Phajo helped the managing director of Unicorn Infra Pvt, one of his clients, to avail the loan by mortgaging two acres of land in 2018. “There was a clear indication of collusion between branch officials and the client,” the audit report stated.

As per the DoLSA, branch manager in Phuentsholing can sanction a loan up to Nu 15M for single borrower and Nu 60M for group, while the Bazar and Gedu branch offices can sanction Nu 8M for single and Nu 50M for group.


The BDBL had sanctioned two loans of Nu 15.7M to Phajo Nidup based on collaterals which had multiple liens with other financial institutions. “Such instances of several lien noting of collaterals indicated that the lien noting agencies Phuentsholing Thromde and Chukha dzongkhag had failed to verify the securities from being charged to multiple loans,” the RAA pointed out.

The BDBL’s Phuentsholing branch had sanctioned irregular agriculture and animal husbandry loan, Nu 0.7M, to Phajo. It was applied for fencing a cardamom orchard on land owned by a local farmer. The RAA found that the owner had authorised her land to avail loan, but there was no lease agreement or sale deed to indicate that the orchard belonged to Phajo. “The client had taken advantage of the letter of authorisation the land owner provided and the bank officials had favoured the client in sanctioning the loan,” it stated adding that there was willful intent to defraud the bank by colluding with the client.

The BDBL had released two original lagthrams of Phajo, pledged as collateral security against the loan of Nu 15M. The bank had released the lagthrams based on the undertaking letter submitted by the client. This, the audit attributed to weak internal control system and inadequate credit risk management.

RAA also noted that there was an inherent problem with the Core Banking System (CBS) as it lacked complete details of loan records and related information right through loan origination until its closure. In the absence of such vital information in the CBS system, the credit officials have made a dysfunctional credit decision detrimental to the interest of the bank. It stated, “The way the client easily slip through different layers of the control system to obtain multiple loans, strongly indicated an element of collusion with the bank’s staff.”


The BNBL had sanctioned eight loans amounting to Nu 33.549M to Phajo who had multiple lien noting on collaterals with other financial institutions. The client was able to obtain multiple loans on the same collateral through different lien noting on the collateral. The report stated that the credit apprising officials have failed to verify the lien noting on the loan security.

“This has occurred apparently due to lack of proper documentation and recording system in CBS besides failure on the part of credit officials to diligently review and verify the loan documents,” the report stated. “In the absence of vital information in the CBS system, credit officials have made a dysfunctional credit decision detrimental to the interest of the bank.”
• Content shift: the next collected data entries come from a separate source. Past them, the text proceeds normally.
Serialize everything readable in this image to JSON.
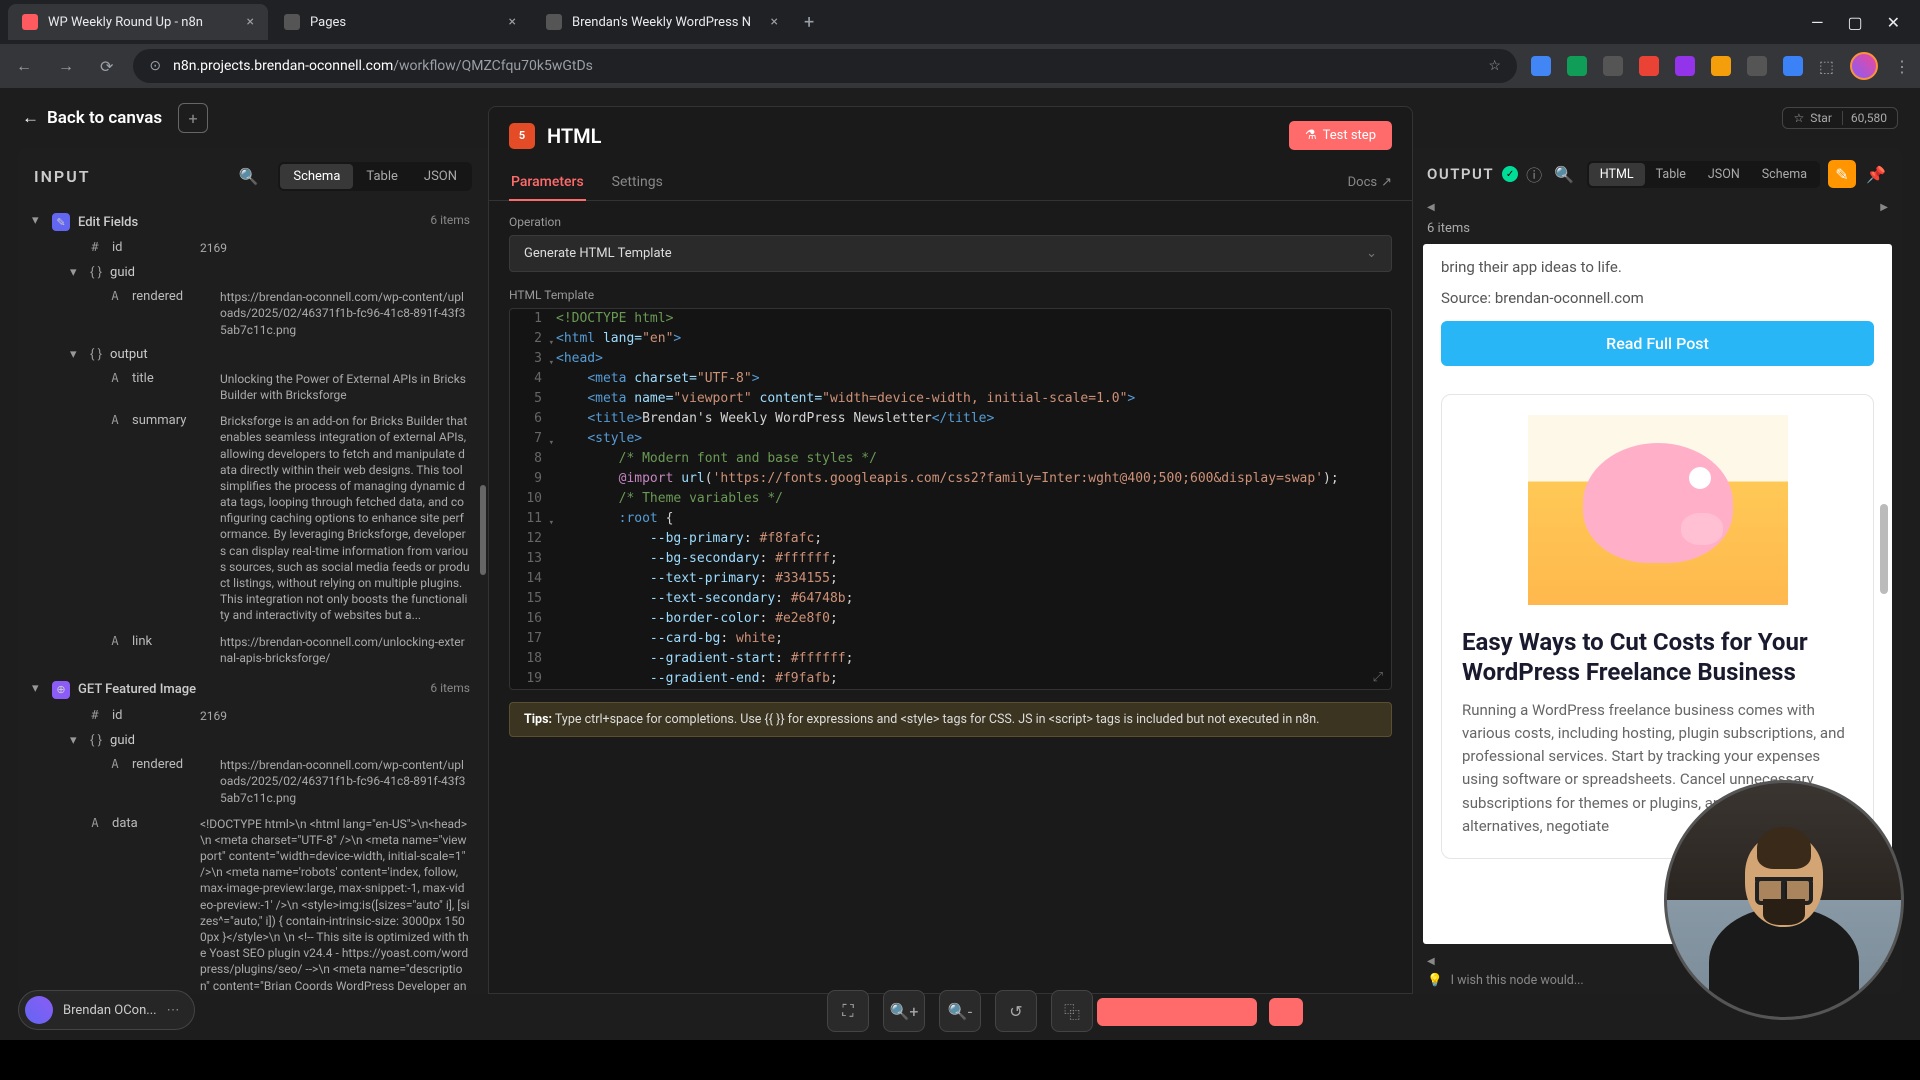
{
  "browser": {
    "tabs": [
      {
        "title": "WP Weekly Round Up - n8n",
        "active": true
      },
      {
        "title": "Pages",
        "active": false
      },
      {
        "title": "Brendan's Weekly WordPress N",
        "active": false
      }
    ],
    "url_domain": "n8n.projects.brendan-oconnell.com",
    "url_path": "/workflow/QMZCfqu70k5wGtDs"
  },
  "back_label": "Back to canvas",
  "github": {
    "star": "Star",
    "count": "60,580"
  },
  "input": {
    "title": "INPUT",
    "views": [
      "Schema",
      "Table",
      "JSON"
    ],
    "active_view": "Schema",
    "node1": {
      "name": "Edit Fields",
      "items": "6 items"
    },
    "f_id": {
      "type": "#",
      "name": "id",
      "val": "2169"
    },
    "f_guid": {
      "name": "guid"
    },
    "f_rendered": {
      "type": "A",
      "name": "rendered",
      "val": "https://brendan-oconnell.com/wp-content/uploads/2025/02/46371f1b-fc96-41c8-891f-43f35ab7c11c.png"
    },
    "f_output": {
      "name": "output"
    },
    "f_title": {
      "type": "A",
      "name": "title",
      "val": "Unlocking the Power of External APIs in Bricks Builder with Bricksforge"
    },
    "f_summary": {
      "type": "A",
      "name": "summary",
      "val": "Bricksforge is an add-on for Bricks Builder that enables seamless integration of external APIs, allowing developers to fetch and manipulate data directly within their web designs. This tool simplifies the process of managing dynamic data tags, looping through fetched data, and configuring caching options to enhance site performance. By leveraging Bricksforge, developers can display real-time information from various sources, such as social media feeds or product listings, without relying on multiple plugins. This integration not only boosts the functionality and interactivity of websites but a..."
    },
    "f_link": {
      "type": "A",
      "name": "link",
      "val": "https://brendan-oconnell.com/unlocking-external-apis-bricksforge/"
    },
    "node2": {
      "name": "GET Featured Image",
      "items": "6 items"
    },
    "f2_id": {
      "type": "#",
      "name": "id",
      "val": "2169"
    },
    "f2_guid": {
      "name": "guid"
    },
    "f2_rendered": {
      "type": "A",
      "name": "rendered",
      "val": "https://brendan-oconnell.com/wp-content/uploads/2025/02/46371f1b-fc96-41c8-891f-43f35ab7c11c.png"
    },
    "f2_data": {
      "type": "A",
      "name": "data",
      "val": "<!DOCTYPE html>\\n <html lang=\"en-US\">\\n<head>\\n  <meta charset=\"UTF-8\" />\\n <meta name=\"viewport\" content=\"width=device-width, initial-scale=1\" />\\n  <meta name='robots' content='index, follow, max-image-preview:large, max-snippet:-1, max-video-preview:-1' />\\n <style>img:is([sizes=\"auto\" i], [sizes^=\"auto,\" i]) { contain-intrinsic-size: 3000px 1500px }</style>\\n \\n <!-- This site is optimized with the Yoast SEO plugin v24.4 - https://yoast.com/wordpress/plugins/seo/ -->\\n  <meta name=\"description\" content=\"Brian Coords WordPress Developer and Sometimes"
    }
  },
  "center": {
    "title": "HTML",
    "test": "Test step",
    "tabs": [
      "Parameters",
      "Settings"
    ],
    "active_tab": "Parameters",
    "docs": "Docs",
    "op_label": "Operation",
    "op_val": "Generate HTML Template",
    "tmpl_label": "HTML Template",
    "tips": "Type ctrl+space for completions. Use {{  }} for expressions and <style> tags for CSS. JS in <script> tags is included but not executed in n8n.",
    "tips_label": "Tips:"
  },
  "code": {
    "l1": {
      "n": "1",
      "c": "<!DOCTYPE html>",
      "cls": "c-comment"
    },
    "l2": {
      "n": "2"
    },
    "l3": {
      "n": "3"
    },
    "l4": {
      "n": "4"
    },
    "l5": {
      "n": "5"
    },
    "l6": {
      "n": "6"
    },
    "l7": {
      "n": "7"
    },
    "l8": {
      "n": "8",
      "c": "/* Modern font and base styles */"
    },
    "l9": {
      "n": "9"
    },
    "l10": {
      "n": "10",
      "c": "/* Theme variables */"
    },
    "l11": {
      "n": "11"
    },
    "l12": {
      "n": "12"
    },
    "l13": {
      "n": "13"
    },
    "l14": {
      "n": "14"
    },
    "l15": {
      "n": "15"
    },
    "l16": {
      "n": "16"
    },
    "l17": {
      "n": "17"
    },
    "l18": {
      "n": "18"
    },
    "l19": {
      "n": "19"
    }
  },
  "output": {
    "title": "OUTPUT",
    "views": [
      "HTML",
      "Table",
      "JSON",
      "Schema"
    ],
    "active": "HTML",
    "items": "6 items",
    "snippet": "bring their app ideas to life.",
    "source": "Source: brendan-oconnell.com",
    "cta": "Read Full Post",
    "card_title": "Easy Ways to Cut Costs for Your WordPress Freelance Business",
    "card_body": "Running a WordPress freelance business comes with various costs, including hosting, plugin subscriptions, and professional services. Start by tracking your expenses using software or spreadsheets. Cancel unnecessary subscriptions for themes or plugins, and explore cheaper alternatives, negotiate",
    "wish": "I wish this node would..."
  },
  "user": "Brendan OCon..."
}
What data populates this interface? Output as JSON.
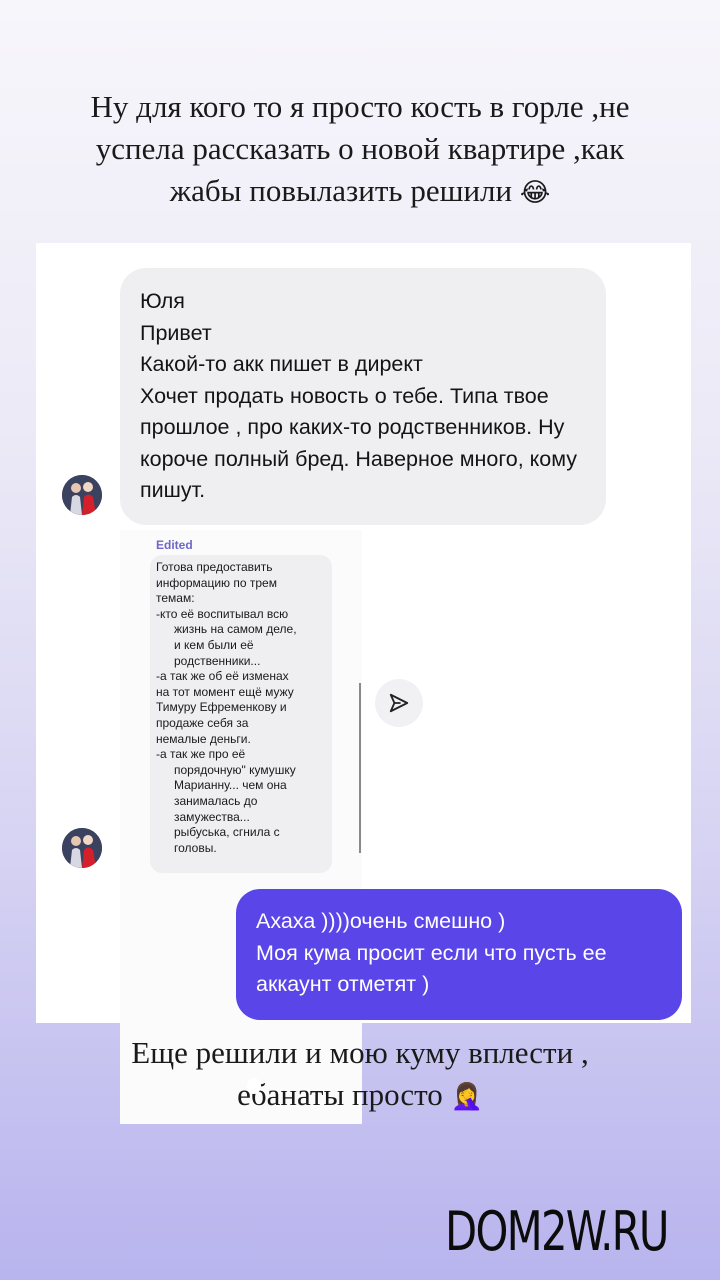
{
  "story": {
    "caption_top": {
      "lines": [
        "Ну для кого то я просто кость в горле ,не",
        "успела рассказать о новой квартире ,как",
        "жабы повылазить решили"
      ],
      "emoji": "😂"
    },
    "caption_bottom": {
      "lines": [
        "Еще решили и мою куму вплести ,",
        "ебанаты просто"
      ],
      "emoji": "🤦‍♀️"
    },
    "watermark": "DOM2W.RU"
  },
  "chat": {
    "incoming_message": {
      "lines": [
        "Юля",
        "Привет",
        "Какой-то акк пишет в директ",
        "Хочет продать новость о тебе. Типа твое прошлое , про каких-то родственников. Ну короче полный бред. Наверное много, кому пишут."
      ]
    },
    "forwarded_screenshot": {
      "edited_label": "Edited",
      "lines": [
        "Готова предоставить",
        "информацию по трем",
        "темам:",
        "-кто её воспитывал всю",
        "жизнь на самом деле,",
        "и кем были её",
        "родственники...",
        "-а так же об её изменах",
        "на тот момент ещё мужу",
        "Тимуру Ефременкову и",
        "продаже себя за",
        "немалые деньги.",
        "-а так же про её",
        "порядочную\" кумушку",
        "Марианну... чем она",
        "занималась до",
        "замужества...",
        "рыбуська, сгнила с",
        "головы."
      ]
    },
    "share_icon": "send-icon",
    "outgoing_message": {
      "lines": [
        "Ахаха ))))очень смешно )",
        "Моя кума просит если что пусть ее аккаунт отметят )"
      ]
    },
    "colors": {
      "outgoing_bubble": "#5a45e8",
      "incoming_bubble": "#efeff2",
      "edited_label": "#6d68c8"
    }
  }
}
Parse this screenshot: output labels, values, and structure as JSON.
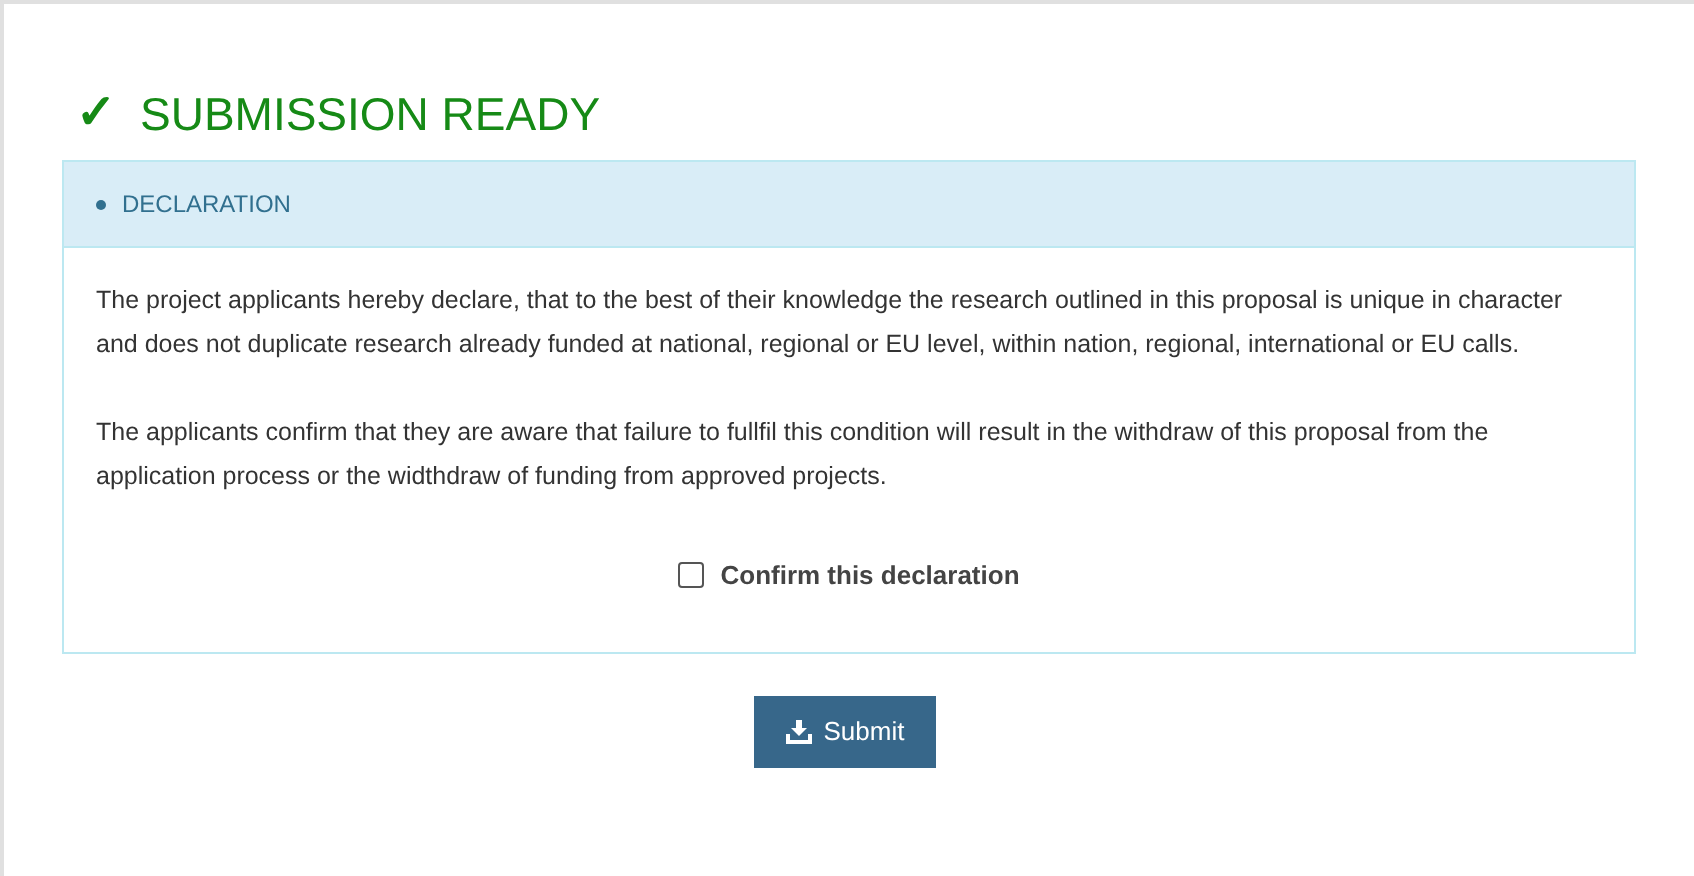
{
  "heading": {
    "icon": "✓",
    "title": "SUBMISSION READY"
  },
  "panel": {
    "title": "DECLARATION",
    "paragraphs": [
      "The project applicants hereby declare, that to the best of their knowledge the research outlined in this proposal is unique in character and does not duplicate research already funded at national, regional or EU level, within nation, regional, international or EU calls.",
      "The applicants confirm that they are aware that failure to fullfil this condition will result in the withdraw of this proposal from the application process or the widthdraw of funding from approved projects."
    ],
    "confirm": {
      "label": "Confirm this declaration",
      "checked": false
    }
  },
  "submit_button": {
    "label": "Submit"
  }
}
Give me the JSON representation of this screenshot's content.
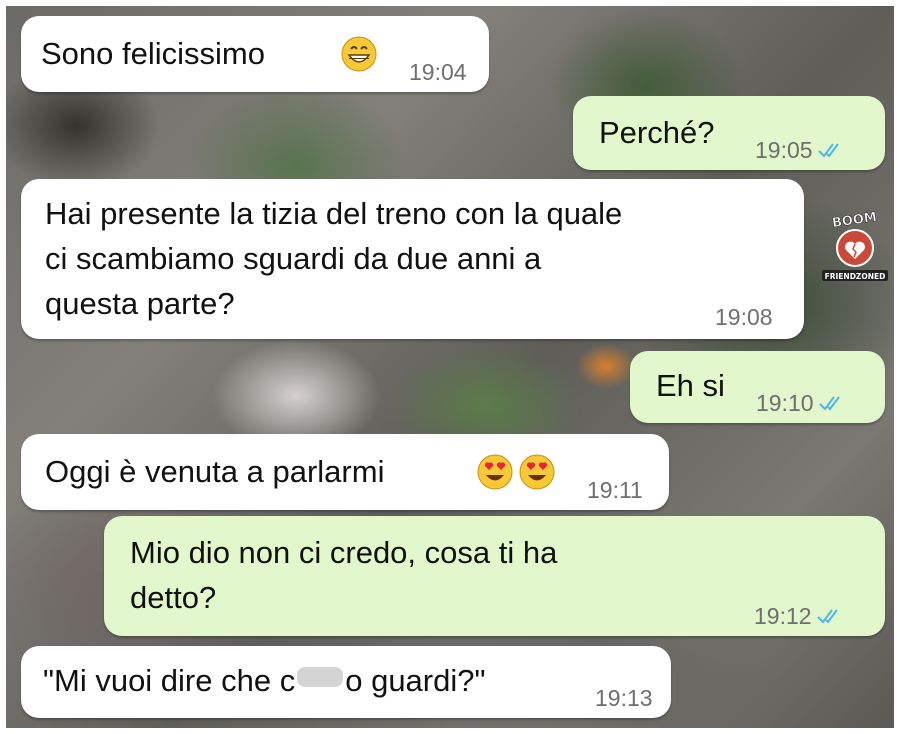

The RICBL had provided extension of interest payment support (IPS) of Nu 5.209M to Phajo despite most of the loans being fraudulently availed by the client.

T-Bank & Druk PNB

Phajo has 11 loan accounts with T-Bank amounting to Nu 14M which is currently under NPL.

However, Kuensel could not get the total amount of NPL Phajohas with Druk PNB.  He had acquired more than five acres of land from an owner in Pekarzhing, Phentsholing after the land owner failed to pay a loan of Nu 28M to Druk PNB.

Sources say that Druk PNB has about Nu 30M NPL against Phajo, who fraudulently sold land to more than 12 buyers without transferring the thrams but managed to mortgage double in Druk PNB as well as in RICBL.

As per the credit manual, financial institutions are, as a matter of routine, require their borrowers to furnish a periodic written statement confirming that the assets mortgaged or pledged as collateral is still in his/her possession, or in the possession of the third party who agreed to place the assets as security against the loan.

Meanwhile, bank officials said that with the establishment of land management system by NLCS last year, they can now easily find out the particular land is mortgaged with which bank.